Audio Studio
  • 19 Feb 2025
  • Dark
    Light
  • PDF

Audio Studio

  • Dark
    Light
  • PDF

Article summary

Overview

Dataloop offers an audio studio that allows audio annotations per timeframe with transcription capability. It enables annotators to quickly annotate audio files for various purposes. Machine learning tasks such as speech-to-text model training, noise detection model training, translation, and more can be performed using Dataloop Audio Studio.

Prerequisites
  • Supported Image formats section to view the supported image formats in the Image Studio.
  • Task Prerequisites: Labeling work is performed in the context of a labeling task. Create your task with the intended data (image files), the Recipe (labels, attributes, and labeling instructions), and annotate team members.

Basic operations

The basic operations related to audio files include the following:

  • Play: Click the Play icon to run the audio file.
  • Pause: Click the Pause icon to pause the audio file.
  • Stop: Click the Stop icon to stop the audio file.
  • Rewind 5 seconds: Click the left round arrow to go back 5 seconds of the audio file.
  • Skip 5 seconds: Click the right round arrow to go forward 5 seconds of the audio file.
  • Playback speed: You can adjust the speed of the audio file without affecting its pitch. Click on the current speed and select the relevant one from the list 0.5, 0.75, 1, 1.25, 1.5, and 2. By default, X1.00.
  • Classify: The Classify feature lets users make annotations on an audio file by using the position of their mouse pointer on the waveform (the visual representation of the sound). This means they can easily tag specific parts of the audio by pointing and clicking on the waveform.
  • Peak Amplitude (dB) (by default): Indicates the highest sound level within the selected segment (annotation). Select a single annotation to display the dB value. Click on the dropdown to display the Sound Meter option.
  • Sound Meter (dB): It provides measurement (in dB) of sound levels at the cursor's current point in the audio track.
  • Audio Binding: You can toggle this option from the control bar by using the slider (on/off modes).
    • ON mode (by default): while playing, selecting an annotation from either the audio signal or the annotation list will set the playback position at the beginning of this annotation.
    • OFF mode: Causes this binding to be removed, and moving between annotations either from the audio wave or from the annotation list will not change the audio play position.
  • Loop playback: This button enables the looping of a section of an audio item within the boundaries of the current selection range.
    • Loop back mode:
      • If an annotation is selected, it is played in a loop until either paused or it reaches the existing “loop playback” mode.
      • If no annotation is selected, the audio will loop back when it reaches the end.
  • Duration (01:30:04.768 / 02:30:04.768): The Dataloop Audio Annotation Studio supports millisecond annotations for precise annotations. For example, the duration "01:30:04.768" represents "hh:mm:ss.milliseconds".

Label picker

A Label Picker is a feature within the annotation studio that allows you to pick or select labels to assign to specific objects or elements in the data being annotated. You can perform the following activities on the Label Picker section. The available labels are determined in the Recipe.

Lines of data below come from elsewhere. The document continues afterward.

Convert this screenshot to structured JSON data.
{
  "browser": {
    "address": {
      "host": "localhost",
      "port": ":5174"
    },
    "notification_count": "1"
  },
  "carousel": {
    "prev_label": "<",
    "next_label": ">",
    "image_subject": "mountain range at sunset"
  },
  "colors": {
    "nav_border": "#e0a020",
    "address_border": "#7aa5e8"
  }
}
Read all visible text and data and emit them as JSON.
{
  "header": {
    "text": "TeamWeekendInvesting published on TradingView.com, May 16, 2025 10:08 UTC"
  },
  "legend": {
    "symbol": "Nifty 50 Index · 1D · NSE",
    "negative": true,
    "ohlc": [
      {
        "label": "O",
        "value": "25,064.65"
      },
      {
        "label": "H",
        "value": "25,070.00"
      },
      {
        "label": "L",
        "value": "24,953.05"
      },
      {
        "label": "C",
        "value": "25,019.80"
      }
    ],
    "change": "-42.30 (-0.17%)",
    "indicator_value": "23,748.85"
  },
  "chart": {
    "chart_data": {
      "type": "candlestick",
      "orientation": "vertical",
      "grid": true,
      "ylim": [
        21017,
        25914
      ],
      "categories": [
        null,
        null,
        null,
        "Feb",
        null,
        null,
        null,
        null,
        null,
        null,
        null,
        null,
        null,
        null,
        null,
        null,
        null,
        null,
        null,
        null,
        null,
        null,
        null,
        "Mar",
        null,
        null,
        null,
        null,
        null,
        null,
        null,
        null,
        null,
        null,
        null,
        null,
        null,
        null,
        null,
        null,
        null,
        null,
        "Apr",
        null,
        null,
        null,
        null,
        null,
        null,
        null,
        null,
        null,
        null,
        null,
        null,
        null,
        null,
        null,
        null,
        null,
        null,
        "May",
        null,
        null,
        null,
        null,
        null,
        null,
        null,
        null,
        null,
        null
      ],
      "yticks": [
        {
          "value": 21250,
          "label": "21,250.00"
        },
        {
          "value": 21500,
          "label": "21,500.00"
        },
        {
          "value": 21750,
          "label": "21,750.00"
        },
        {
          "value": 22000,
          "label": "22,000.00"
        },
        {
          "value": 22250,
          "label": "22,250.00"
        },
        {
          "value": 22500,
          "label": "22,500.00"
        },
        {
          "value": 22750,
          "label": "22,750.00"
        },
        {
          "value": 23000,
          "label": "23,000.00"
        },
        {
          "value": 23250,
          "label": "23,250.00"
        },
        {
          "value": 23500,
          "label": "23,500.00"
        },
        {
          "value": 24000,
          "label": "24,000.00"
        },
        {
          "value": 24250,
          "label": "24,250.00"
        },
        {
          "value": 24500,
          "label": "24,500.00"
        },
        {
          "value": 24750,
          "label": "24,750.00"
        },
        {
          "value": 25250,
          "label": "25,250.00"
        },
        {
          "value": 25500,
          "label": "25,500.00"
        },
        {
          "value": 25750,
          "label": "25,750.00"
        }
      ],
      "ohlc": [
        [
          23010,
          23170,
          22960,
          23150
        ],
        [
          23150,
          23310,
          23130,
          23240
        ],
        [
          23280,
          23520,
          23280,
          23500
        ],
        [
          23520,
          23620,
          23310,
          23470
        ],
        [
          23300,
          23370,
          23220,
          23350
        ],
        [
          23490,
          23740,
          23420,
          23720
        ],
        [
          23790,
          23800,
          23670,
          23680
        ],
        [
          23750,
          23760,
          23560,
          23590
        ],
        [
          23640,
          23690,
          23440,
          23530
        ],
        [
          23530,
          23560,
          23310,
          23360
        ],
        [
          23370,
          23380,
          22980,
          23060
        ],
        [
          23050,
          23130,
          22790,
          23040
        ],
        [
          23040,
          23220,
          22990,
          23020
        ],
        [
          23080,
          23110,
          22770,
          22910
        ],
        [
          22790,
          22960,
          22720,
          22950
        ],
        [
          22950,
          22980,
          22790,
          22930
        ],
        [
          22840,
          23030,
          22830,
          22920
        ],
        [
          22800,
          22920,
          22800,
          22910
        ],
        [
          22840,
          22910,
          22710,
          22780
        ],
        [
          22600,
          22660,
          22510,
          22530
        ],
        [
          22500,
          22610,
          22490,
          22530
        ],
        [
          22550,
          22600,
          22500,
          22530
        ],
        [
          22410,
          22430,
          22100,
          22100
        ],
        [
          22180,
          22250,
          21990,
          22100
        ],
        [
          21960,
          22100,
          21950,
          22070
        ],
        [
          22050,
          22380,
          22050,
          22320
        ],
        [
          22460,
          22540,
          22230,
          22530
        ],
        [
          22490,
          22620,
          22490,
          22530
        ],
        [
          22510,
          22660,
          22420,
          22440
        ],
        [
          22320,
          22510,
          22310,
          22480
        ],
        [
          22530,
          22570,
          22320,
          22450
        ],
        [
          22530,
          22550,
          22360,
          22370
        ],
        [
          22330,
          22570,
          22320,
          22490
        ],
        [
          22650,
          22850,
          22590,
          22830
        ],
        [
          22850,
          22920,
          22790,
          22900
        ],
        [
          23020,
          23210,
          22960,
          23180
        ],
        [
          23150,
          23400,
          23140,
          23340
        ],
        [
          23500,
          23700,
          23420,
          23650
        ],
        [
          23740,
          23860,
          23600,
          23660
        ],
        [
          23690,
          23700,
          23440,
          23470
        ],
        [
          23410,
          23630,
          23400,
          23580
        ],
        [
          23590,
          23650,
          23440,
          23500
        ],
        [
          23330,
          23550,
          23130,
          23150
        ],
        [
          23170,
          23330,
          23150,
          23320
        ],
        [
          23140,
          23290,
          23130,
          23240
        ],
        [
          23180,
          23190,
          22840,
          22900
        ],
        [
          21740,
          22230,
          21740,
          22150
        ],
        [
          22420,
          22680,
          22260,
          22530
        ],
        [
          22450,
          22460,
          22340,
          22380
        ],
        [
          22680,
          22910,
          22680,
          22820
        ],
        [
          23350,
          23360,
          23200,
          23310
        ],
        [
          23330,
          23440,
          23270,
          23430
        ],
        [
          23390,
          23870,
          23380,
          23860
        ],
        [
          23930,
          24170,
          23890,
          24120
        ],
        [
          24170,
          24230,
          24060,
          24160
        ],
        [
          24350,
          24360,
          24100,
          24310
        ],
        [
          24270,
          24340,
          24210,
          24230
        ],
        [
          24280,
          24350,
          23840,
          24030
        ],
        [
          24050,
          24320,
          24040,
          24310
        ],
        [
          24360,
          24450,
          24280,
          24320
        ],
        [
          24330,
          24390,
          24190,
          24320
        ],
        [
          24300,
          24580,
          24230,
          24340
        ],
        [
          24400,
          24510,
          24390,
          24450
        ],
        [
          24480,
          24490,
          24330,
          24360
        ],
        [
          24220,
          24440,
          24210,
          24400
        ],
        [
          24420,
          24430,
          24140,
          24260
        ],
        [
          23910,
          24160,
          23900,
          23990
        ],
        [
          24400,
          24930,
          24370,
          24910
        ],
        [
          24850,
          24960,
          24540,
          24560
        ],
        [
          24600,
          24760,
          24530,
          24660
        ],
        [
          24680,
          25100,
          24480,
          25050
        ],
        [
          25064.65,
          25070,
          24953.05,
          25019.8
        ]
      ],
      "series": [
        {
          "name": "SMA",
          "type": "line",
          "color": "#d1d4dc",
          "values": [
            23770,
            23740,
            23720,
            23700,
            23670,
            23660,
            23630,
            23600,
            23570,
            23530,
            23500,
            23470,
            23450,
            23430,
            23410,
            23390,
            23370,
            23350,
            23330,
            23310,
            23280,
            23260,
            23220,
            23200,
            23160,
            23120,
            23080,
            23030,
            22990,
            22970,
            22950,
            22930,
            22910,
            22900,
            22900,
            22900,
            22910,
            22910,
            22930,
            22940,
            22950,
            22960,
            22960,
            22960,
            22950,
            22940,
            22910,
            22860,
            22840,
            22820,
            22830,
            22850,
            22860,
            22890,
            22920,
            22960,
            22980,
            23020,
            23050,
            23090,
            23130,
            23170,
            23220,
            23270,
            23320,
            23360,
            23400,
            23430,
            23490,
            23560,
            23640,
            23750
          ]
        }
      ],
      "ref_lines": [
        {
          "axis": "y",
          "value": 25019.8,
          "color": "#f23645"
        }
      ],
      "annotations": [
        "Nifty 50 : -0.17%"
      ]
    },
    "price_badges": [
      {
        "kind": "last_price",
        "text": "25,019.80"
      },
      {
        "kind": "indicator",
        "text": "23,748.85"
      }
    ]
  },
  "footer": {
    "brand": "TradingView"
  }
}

  • Scroll and click a label to activate it.
  • Use the search bar to easily find labels.
  • Resize the label list to better fit your number of labels by clicking and dragging the separator line.
  • Use the Shortcut keys to navigate between labels.

Supported audio formats

The following audio file formats are supported in the Audio Studio:

  • WAV
  • MP3
  • OGG
  • FLAC
  • M4A
  • AAC

Annotation type - subtitle type

Audio studio annotations are of Subtitle Type, enables adding transcription into the classification annotation. Refer to the Audio Item section to classify an audio file using the SDK.


Audio classification tool

Audio classification is the only annotation tool supported in the audio studio, and it allows you to classify the audio segments with the annotation labels available in the recipe.

Classify

The Classify feature lets you create annotations based on the position of your cursor on the audio waveform. Here's how you can use it:

Create Annotations and Transcriptions: Position your cursor on the desired point of the audio file to create annotations.

For example:

  • If you select the audio position at 15 seconds in a 30-second audio file and click Classify, an annotation will be created from the beginning to the 15-second mark.
  • If there is an existing annotation from 5 seconds to 10 seconds, the new annotation will be created from 10 seconds to 15 seconds.

Transcription mode

Clicking on the toggle button for Transcription mode allows you to hide the left and right panels to have a clearer and larger view of the Audio Studio.


Transcription list

In the audio annotation studio, transcription is the process of converting spoken language in an audio file into written text. Audio Studio supports transcription tasks done by human labelers, or pre-annotations uploaded with transcription.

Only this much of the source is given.